THERMAL-STRESS AND CA-INDEPENDENT CONTRACTILE ACTIVATION IN MAMMALIAN SKELETAL-MUSCLE FIBERS AT HIGH-TEMPERATURES

Temperature dependence of the isometric tension was examined in chemically skinned, glycerinated, rabbit Psoas, muscle fibers immersed in relaxing solution (pH similar to 7.1 at 20 degrees C, pCa similar to 8, ionic strength 200 mM); the average rate of heating/cooling was 0.5-1 degrees C/s. The resting tension increased reversibly with temperature (5-42 degrees C); the tension increase was slight in warming to similar to 25 degrees C (a linear thermal contraction, -alpha, of similar to 0.1%/degrees C) but became more pronounced above similar to 30 degrees C (similar behavior was seen in intact rat muscle fibers). The extra tension rise at the high temperatures was depressed in acidic pH and in the presence of 10 mM inorganic phosphate; it was absent in rigor fibers in which the tension decreased with heating (a linear thermal expansion, alpha, of similar to 4 x 10(-5)/degrees C). Below similar to 20 degrees C, the tension response after a similar to 1% length increase (complete <0.5 ms) consisted of a fast decay (similar to 150.s(-1) at 20 degrees C) and a slow decay (similar to 10.s(-1)) of tension.

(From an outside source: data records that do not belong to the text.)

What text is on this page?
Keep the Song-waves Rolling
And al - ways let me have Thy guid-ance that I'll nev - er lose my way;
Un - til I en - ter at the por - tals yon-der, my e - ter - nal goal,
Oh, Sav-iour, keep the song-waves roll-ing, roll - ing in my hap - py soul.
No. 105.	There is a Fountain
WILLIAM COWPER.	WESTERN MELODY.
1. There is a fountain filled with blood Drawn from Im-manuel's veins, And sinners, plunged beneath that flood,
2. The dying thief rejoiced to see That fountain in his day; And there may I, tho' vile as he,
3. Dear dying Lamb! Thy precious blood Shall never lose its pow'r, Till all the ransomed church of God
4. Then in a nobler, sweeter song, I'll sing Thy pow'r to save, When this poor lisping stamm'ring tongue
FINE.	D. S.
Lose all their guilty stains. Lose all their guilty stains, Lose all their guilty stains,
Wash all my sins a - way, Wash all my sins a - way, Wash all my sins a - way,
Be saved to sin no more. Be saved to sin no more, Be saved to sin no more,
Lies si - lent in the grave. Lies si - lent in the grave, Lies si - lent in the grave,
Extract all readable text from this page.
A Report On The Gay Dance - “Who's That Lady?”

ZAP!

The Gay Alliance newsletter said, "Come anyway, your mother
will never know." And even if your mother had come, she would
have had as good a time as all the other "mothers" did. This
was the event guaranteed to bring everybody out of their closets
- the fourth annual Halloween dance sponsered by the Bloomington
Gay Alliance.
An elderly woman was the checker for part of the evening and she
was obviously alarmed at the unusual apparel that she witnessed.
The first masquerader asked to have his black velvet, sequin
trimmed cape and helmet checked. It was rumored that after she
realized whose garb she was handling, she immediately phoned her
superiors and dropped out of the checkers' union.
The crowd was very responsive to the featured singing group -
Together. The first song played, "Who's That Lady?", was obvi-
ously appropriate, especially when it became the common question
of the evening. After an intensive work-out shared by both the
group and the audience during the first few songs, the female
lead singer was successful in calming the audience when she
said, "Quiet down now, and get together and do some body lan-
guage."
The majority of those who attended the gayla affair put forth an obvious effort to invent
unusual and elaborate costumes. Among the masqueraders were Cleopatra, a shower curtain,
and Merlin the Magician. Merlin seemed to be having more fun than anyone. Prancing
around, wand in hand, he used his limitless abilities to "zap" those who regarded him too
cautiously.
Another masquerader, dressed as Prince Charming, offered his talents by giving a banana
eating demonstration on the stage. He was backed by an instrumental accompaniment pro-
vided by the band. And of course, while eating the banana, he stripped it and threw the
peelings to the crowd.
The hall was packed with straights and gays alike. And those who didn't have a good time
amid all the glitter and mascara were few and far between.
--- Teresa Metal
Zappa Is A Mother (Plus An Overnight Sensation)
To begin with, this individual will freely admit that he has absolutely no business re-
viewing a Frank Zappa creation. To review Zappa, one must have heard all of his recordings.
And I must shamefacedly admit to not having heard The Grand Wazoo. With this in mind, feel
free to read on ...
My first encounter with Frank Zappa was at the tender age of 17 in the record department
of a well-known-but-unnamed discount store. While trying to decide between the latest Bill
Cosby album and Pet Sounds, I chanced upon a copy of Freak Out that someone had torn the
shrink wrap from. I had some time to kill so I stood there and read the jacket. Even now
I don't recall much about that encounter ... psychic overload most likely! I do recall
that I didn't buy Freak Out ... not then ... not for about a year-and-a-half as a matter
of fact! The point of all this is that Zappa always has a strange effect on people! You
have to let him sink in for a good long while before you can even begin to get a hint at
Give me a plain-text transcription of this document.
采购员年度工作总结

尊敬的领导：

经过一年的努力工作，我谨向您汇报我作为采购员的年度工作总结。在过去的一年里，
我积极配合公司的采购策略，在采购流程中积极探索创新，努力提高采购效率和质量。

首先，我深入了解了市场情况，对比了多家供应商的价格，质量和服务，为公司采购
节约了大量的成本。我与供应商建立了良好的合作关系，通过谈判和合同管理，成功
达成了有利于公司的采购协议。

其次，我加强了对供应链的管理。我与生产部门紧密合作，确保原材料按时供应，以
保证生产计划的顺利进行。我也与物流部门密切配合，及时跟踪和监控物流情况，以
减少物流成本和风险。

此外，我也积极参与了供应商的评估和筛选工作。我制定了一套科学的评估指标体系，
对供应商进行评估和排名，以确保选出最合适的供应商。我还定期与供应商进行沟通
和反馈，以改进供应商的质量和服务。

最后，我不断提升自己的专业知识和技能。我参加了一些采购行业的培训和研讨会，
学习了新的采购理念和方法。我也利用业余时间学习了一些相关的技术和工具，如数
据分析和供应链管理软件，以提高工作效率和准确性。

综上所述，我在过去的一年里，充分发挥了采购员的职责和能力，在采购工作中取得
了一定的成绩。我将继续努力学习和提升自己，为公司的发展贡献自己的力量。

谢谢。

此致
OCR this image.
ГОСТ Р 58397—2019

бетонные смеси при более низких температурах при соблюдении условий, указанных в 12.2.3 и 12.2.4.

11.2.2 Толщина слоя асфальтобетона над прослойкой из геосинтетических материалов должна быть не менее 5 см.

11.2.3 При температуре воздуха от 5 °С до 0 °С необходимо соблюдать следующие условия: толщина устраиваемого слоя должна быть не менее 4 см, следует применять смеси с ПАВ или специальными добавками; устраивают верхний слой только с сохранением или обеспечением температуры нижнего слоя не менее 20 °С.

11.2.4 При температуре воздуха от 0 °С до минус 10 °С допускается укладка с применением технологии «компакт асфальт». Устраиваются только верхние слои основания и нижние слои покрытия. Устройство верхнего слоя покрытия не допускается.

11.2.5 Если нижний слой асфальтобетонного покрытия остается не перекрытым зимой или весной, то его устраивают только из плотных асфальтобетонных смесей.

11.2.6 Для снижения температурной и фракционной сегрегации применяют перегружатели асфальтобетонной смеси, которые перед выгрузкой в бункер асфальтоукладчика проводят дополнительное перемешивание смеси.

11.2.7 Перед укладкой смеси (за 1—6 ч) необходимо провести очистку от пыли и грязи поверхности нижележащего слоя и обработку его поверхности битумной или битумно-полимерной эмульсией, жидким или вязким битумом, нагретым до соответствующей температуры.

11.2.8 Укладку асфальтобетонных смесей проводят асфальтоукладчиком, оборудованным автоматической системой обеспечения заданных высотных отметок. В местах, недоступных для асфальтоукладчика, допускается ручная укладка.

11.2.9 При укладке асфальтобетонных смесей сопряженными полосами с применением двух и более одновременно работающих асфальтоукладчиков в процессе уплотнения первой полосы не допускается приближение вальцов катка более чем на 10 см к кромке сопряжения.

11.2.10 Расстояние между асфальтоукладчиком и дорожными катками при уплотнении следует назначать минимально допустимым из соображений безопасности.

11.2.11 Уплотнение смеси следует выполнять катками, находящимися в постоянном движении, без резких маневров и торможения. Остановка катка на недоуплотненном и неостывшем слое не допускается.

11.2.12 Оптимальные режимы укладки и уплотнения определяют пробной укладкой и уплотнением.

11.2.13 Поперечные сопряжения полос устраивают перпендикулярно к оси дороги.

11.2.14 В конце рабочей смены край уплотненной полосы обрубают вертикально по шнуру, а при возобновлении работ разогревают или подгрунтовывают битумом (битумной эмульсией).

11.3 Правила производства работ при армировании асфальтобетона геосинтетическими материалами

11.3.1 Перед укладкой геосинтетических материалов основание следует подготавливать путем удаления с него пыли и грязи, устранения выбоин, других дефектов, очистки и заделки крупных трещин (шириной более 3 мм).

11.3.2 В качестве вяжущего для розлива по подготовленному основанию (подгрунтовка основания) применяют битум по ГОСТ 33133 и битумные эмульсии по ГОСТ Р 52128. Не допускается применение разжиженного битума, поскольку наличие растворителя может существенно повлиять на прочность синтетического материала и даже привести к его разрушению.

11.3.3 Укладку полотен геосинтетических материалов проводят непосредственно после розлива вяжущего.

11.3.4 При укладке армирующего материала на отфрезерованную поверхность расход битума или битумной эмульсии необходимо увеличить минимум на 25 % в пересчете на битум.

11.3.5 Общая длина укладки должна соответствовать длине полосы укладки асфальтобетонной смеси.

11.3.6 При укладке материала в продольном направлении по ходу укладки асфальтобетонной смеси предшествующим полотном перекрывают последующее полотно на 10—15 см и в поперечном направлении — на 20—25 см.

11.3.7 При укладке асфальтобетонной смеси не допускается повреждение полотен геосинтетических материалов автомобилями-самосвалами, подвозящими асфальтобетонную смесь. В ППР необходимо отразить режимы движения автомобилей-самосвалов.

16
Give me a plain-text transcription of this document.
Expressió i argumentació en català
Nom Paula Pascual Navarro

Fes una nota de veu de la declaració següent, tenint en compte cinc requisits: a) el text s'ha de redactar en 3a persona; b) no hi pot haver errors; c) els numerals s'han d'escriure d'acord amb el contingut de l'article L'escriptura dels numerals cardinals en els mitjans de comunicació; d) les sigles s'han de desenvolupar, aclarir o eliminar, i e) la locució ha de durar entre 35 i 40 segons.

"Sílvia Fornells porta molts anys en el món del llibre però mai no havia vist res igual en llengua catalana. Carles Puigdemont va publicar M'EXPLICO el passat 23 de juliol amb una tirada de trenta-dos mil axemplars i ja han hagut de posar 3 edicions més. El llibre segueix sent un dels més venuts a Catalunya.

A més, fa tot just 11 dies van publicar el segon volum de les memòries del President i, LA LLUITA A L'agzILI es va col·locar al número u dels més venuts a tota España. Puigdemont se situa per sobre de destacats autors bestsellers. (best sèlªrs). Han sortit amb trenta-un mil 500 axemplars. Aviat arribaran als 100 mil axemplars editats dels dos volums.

The rate of fast decay increased with temperature (Q(10) similar to 2.4); at 35-40 degrees C, it was similar to 800.s(-1), and it was followed by a delayed tension rise (stretch-activation) at 30-40.s(-1). The linear rise of passive tension in warming to similar to 25 degrees C may be due to increase of thermal stress in titin (connectin)myosin composite filament, whereas the extra tension above similar to 30 degrees C may arise from cycling cross-bridges; based on previous findings from regulated actomyosin in solution (Fuchs, 1975), it is suggested that heating reversibly inactivates the troponin-tropomyosin control mechanism and leads to Ca-independent thin filament activation at high temperatures. Additionally, we propose that the heating-induced increase of endo-sarcomeric stress within titin-myosin composite filament makes the crossbridge mechanism stretch-sensitive at high temperatures.